Some of the humour in the letter is decidedly black, but who could blame Darren, given his situation.
Talking about a girl he liked and who had visited him a number of times he remarks that wearing a mask is “not conducive to long, wet kisses. HA! HA!”.
Also, he remarks after not hearing from her for a few days: “She knows where to find me.Unfortunately, I have more critical life issues to deal with at the moment.”
I had no idea this letter would be the last I would here from him – or maybe being so far away I pushed the idea to the furthest corner of my mind.

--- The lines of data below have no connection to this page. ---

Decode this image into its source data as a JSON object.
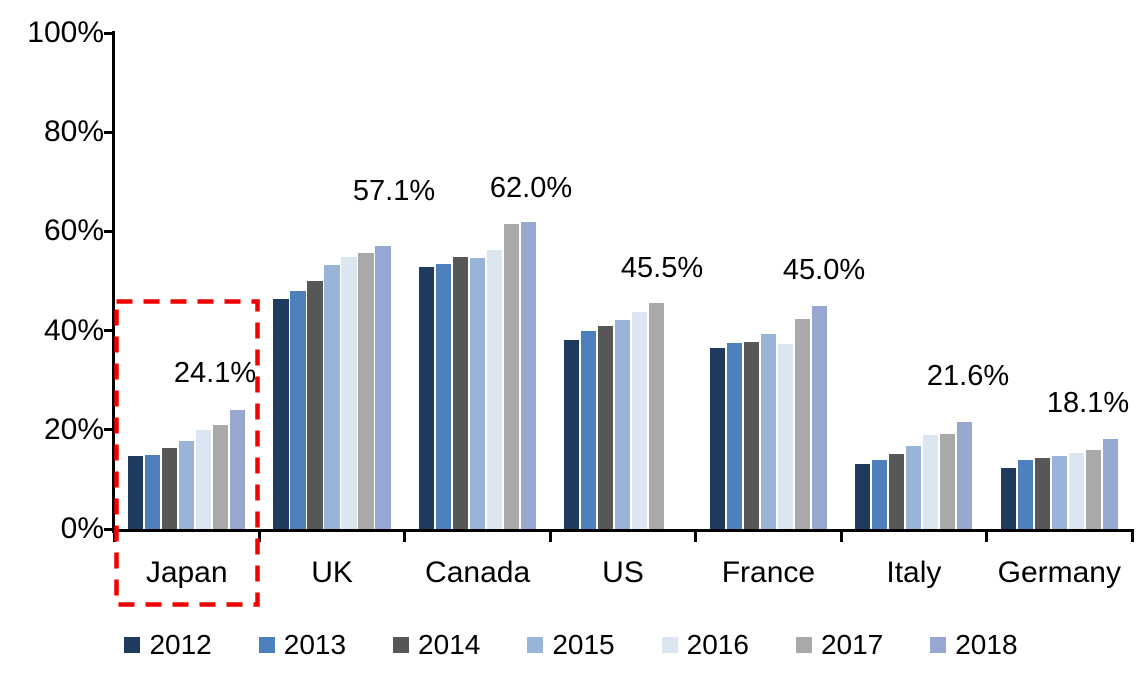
{
  "chart_data": {
    "type": "bar",
    "title": "",
    "xlabel": "",
    "ylabel": "",
    "categories": [
      "Japan",
      "UK",
      "Canada",
      "US",
      "France",
      "Italy",
      "Germany"
    ],
    "series": [
      {
        "name": "2012",
        "color": "#1E3A5F",
        "values": [
          14.7,
          46.3,
          52.9,
          38.2,
          36.5,
          13.1,
          12.4
        ]
      },
      {
        "name": "2013",
        "color": "#4E80BD",
        "values": [
          14.9,
          48.0,
          53.5,
          40.0,
          37.6,
          14.0,
          13.9
        ]
      },
      {
        "name": "2014",
        "color": "#575757",
        "values": [
          16.4,
          50.1,
          54.9,
          41.0,
          37.7,
          15.2,
          14.4
        ]
      },
      {
        "name": "2015",
        "color": "#99B4D9",
        "values": [
          17.8,
          53.2,
          54.7,
          42.2,
          39.3,
          16.8,
          14.8
        ]
      },
      {
        "name": "2016",
        "color": "#DCE6F2",
        "values": [
          19.9,
          54.8,
          56.2,
          43.7,
          37.3,
          19.0,
          15.4
        ]
      },
      {
        "name": "2017",
        "color": "#A9A9A9",
        "values": [
          21.0,
          55.7,
          61.6,
          45.5,
          42.3,
          19.2,
          15.9
        ]
      },
      {
        "name": "2018",
        "color": "#98A7D1",
        "values": [
          24.1,
          57.1,
          62.0,
          null,
          45.0,
          21.6,
          18.1
        ]
      }
    ],
    "ylim": [
      0,
      100
    ],
    "y_tick_labels": [
      "0%",
      "20%",
      "40%",
      "60%",
      "80%",
      "100%"
    ],
    "grid": false,
    "legend_position": "bottom",
    "legend_labels": [
      "2012",
      "2013",
      "2014",
      "2015",
      "2016",
      "2017",
      "2018"
    ],
    "annotations": [
      {
        "category": "Japan",
        "label": "24.1%"
      },
      {
        "category": "UK",
        "label": "57.1%"
      },
      {
        "category": "Canada",
        "label": "62.0%"
      },
      {
        "category": "US",
        "label": "45.5%"
      },
      {
        "category": "France",
        "label": "45.0%"
      },
      {
        "category": "Italy",
        "label": "21.6%"
      },
      {
        "category": "Germany",
        "label": "18.1%"
      }
    ],
    "highlight": {
      "category": "Japan",
      "shape": "dashed-rectangle",
      "color": "#F40000"
    },
    "axis_color": "#000000",
    "text_color": "#000000"
  }
}
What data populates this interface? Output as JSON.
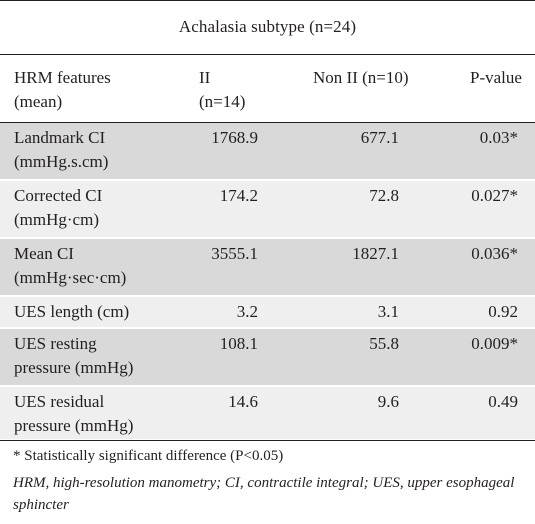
{
  "title": "Achalasia subtype (n=24)",
  "headers": {
    "feature": "HRM features",
    "feature_sub": "(mean)",
    "ii": "II",
    "ii_sub": "(n=14)",
    "non_ii": "Non II (n=10)",
    "p": "P-value"
  },
  "rows": [
    {
      "label_1": "Landmark CI",
      "label_2": "(mmHg.s.cm)",
      "ii": "1768.9",
      "non_ii": "677.1",
      "p": "0.03*"
    },
    {
      "label_1": "Corrected CI",
      "label_2": "(mmHg·cm)",
      "ii": "174.2",
      "non_ii": "72.8",
      "p": "0.027*"
    },
    {
      "label_1": "Mean CI",
      "label_2": "(mmHg·sec·cm)",
      "ii": "3555.1",
      "non_ii": "1827.1",
      "p": "0.036*"
    },
    {
      "label_1": "UES length (cm)",
      "label_2": "",
      "ii": "3.2",
      "non_ii": "3.1",
      "p": "0.92"
    },
    {
      "label_1": "UES resting",
      "label_2": "pressure (mmHg)",
      "ii": "108.1",
      "non_ii": "55.8",
      "p": "0.009*"
    },
    {
      "label_1": "UES residual",
      "label_2": "pressure (mmHg)",
      "ii": "14.6",
      "non_ii": "9.6",
      "p": "0.49"
    }
  ],
  "footnote_star": "* Statistically significant difference (P<0.05)",
  "footnote_abbr": "HRM, high-resolution manometry; CI, contractile integral; UES, upper esophageal sphincter",
  "colors": {
    "dark_row": "#d9d9da",
    "light_row": "#efeff0",
    "text": "#231f20"
  }
}
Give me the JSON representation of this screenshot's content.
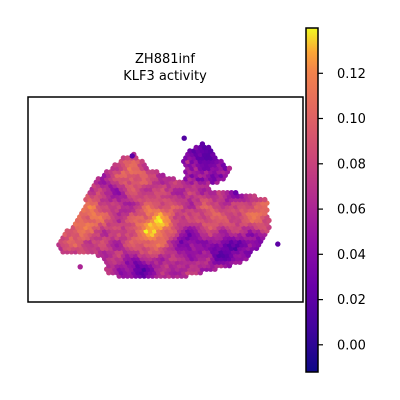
{
  "chart_data": {
    "type": "scatter",
    "title": "ZH881inf",
    "subtitle": "KLF3 activity",
    "xlabel": "",
    "ylabel": "",
    "grid": false,
    "axes_visible": false,
    "colormap": "plasma",
    "colorbar": {
      "vmin": -0.012,
      "vmax": 0.14,
      "ticks": [
        0.0,
        0.02,
        0.04,
        0.06,
        0.08,
        0.1,
        0.12
      ],
      "tick_labels": [
        "0.00",
        "0.02",
        "0.04",
        "0.06",
        "0.08",
        "0.10",
        "0.12"
      ]
    },
    "xlim": [
      0,
      100
    ],
    "ylim": [
      0,
      75
    ],
    "tissue_outline": [
      [
        7,
        21
      ],
      [
        10,
        24
      ],
      [
        14,
        29
      ],
      [
        17,
        33
      ],
      [
        20,
        42
      ],
      [
        24,
        47
      ],
      [
        29,
        52
      ],
      [
        33,
        55
      ],
      [
        37,
        57
      ],
      [
        40,
        55
      ],
      [
        44,
        51
      ],
      [
        48,
        49
      ],
      [
        51,
        48
      ],
      [
        55,
        46
      ],
      [
        59,
        46
      ],
      [
        63,
        44
      ],
      [
        67,
        43
      ],
      [
        71,
        42
      ],
      [
        75,
        42
      ],
      [
        79,
        41
      ],
      [
        83,
        41
      ],
      [
        88,
        39
      ],
      [
        89,
        37
      ],
      [
        90,
        30
      ],
      [
        89,
        24
      ],
      [
        87,
        21
      ],
      [
        84,
        18
      ],
      [
        81,
        15
      ],
      [
        78,
        13
      ],
      [
        74,
        12
      ],
      [
        70,
        11
      ],
      [
        66,
        10
      ],
      [
        62,
        9
      ],
      [
        57,
        8
      ],
      [
        52,
        8
      ],
      [
        47,
        8
      ],
      [
        42,
        8
      ],
      [
        37,
        8
      ],
      [
        32,
        8
      ],
      [
        28,
        9
      ],
      [
        26,
        11
      ],
      [
        27,
        14
      ],
      [
        25,
        16
      ],
      [
        21,
        17
      ],
      [
        16,
        17
      ],
      [
        12,
        17
      ],
      [
        9,
        18
      ]
    ],
    "arm_outline": [
      [
        57,
        46
      ],
      [
        57,
        51
      ],
      [
        56,
        55
      ],
      [
        58,
        58
      ],
      [
        61,
        60
      ],
      [
        64,
        61
      ],
      [
        67,
        60
      ],
      [
        68,
        58
      ],
      [
        70,
        55
      ],
      [
        73,
        53
      ],
      [
        75,
        51
      ],
      [
        74,
        48
      ],
      [
        70,
        45
      ],
      [
        65,
        44
      ],
      [
        60,
        44
      ]
    ],
    "activity_field": {
      "base": 0.068,
      "hotspots": [
        {
          "x": 47,
          "y": 30,
          "value": 0.13
        },
        {
          "x": 22,
          "y": 35,
          "value": 0.11
        },
        {
          "x": 36,
          "y": 48,
          "value": 0.11
        },
        {
          "x": 68,
          "y": 31,
          "value": 0.1
        },
        {
          "x": 15,
          "y": 26,
          "value": 0.1
        },
        {
          "x": 85,
          "y": 33,
          "value": 0.11
        },
        {
          "x": 42,
          "y": 21,
          "value": 0.1
        }
      ],
      "lowspots": [
        {
          "x": 66,
          "y": 57,
          "value": 0.015
        },
        {
          "x": 40,
          "y": 11,
          "value": 0.02
        },
        {
          "x": 73,
          "y": 19,
          "value": 0.02
        },
        {
          "x": 58,
          "y": 23,
          "value": 0.03
        },
        {
          "x": 30,
          "y": 42,
          "value": 0.035
        },
        {
          "x": 78,
          "y": 43,
          "value": 0.03
        },
        {
          "x": 85,
          "y": 22,
          "value": 0.035
        }
      ]
    },
    "outlier_points": [
      {
        "x": 57,
        "y": 63,
        "value": 0.015
      },
      {
        "x": 93,
        "y": 21,
        "value": 0.02
      },
      {
        "x": 17,
        "y": 12,
        "value": 0.06
      },
      {
        "x": 37,
        "y": 56,
        "value": 0.02
      }
    ]
  }
}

It was certainly difficult to comprehend Darren’s passing, thousands of miles a way among people who did not know him.
Many months later, when I returned to South Africa and visited Darren’s family, it came as a profound shock that he did not come down the stairs to greet me.
The saddest part of his letter, is that I missed his last birthday on May 25th by a single day. I wish I had been there. Darren writes:
About 30 people came over for coffee – it was the day after your left. (Thank you for the present by the way).
He ends the letter:
Rest in peace my friend. You remind me never to take life for granted and to actually count my blessings, of which there have been many.
I only wish you had had that “long, healthy, happy and successful future” you hoped for and deserved.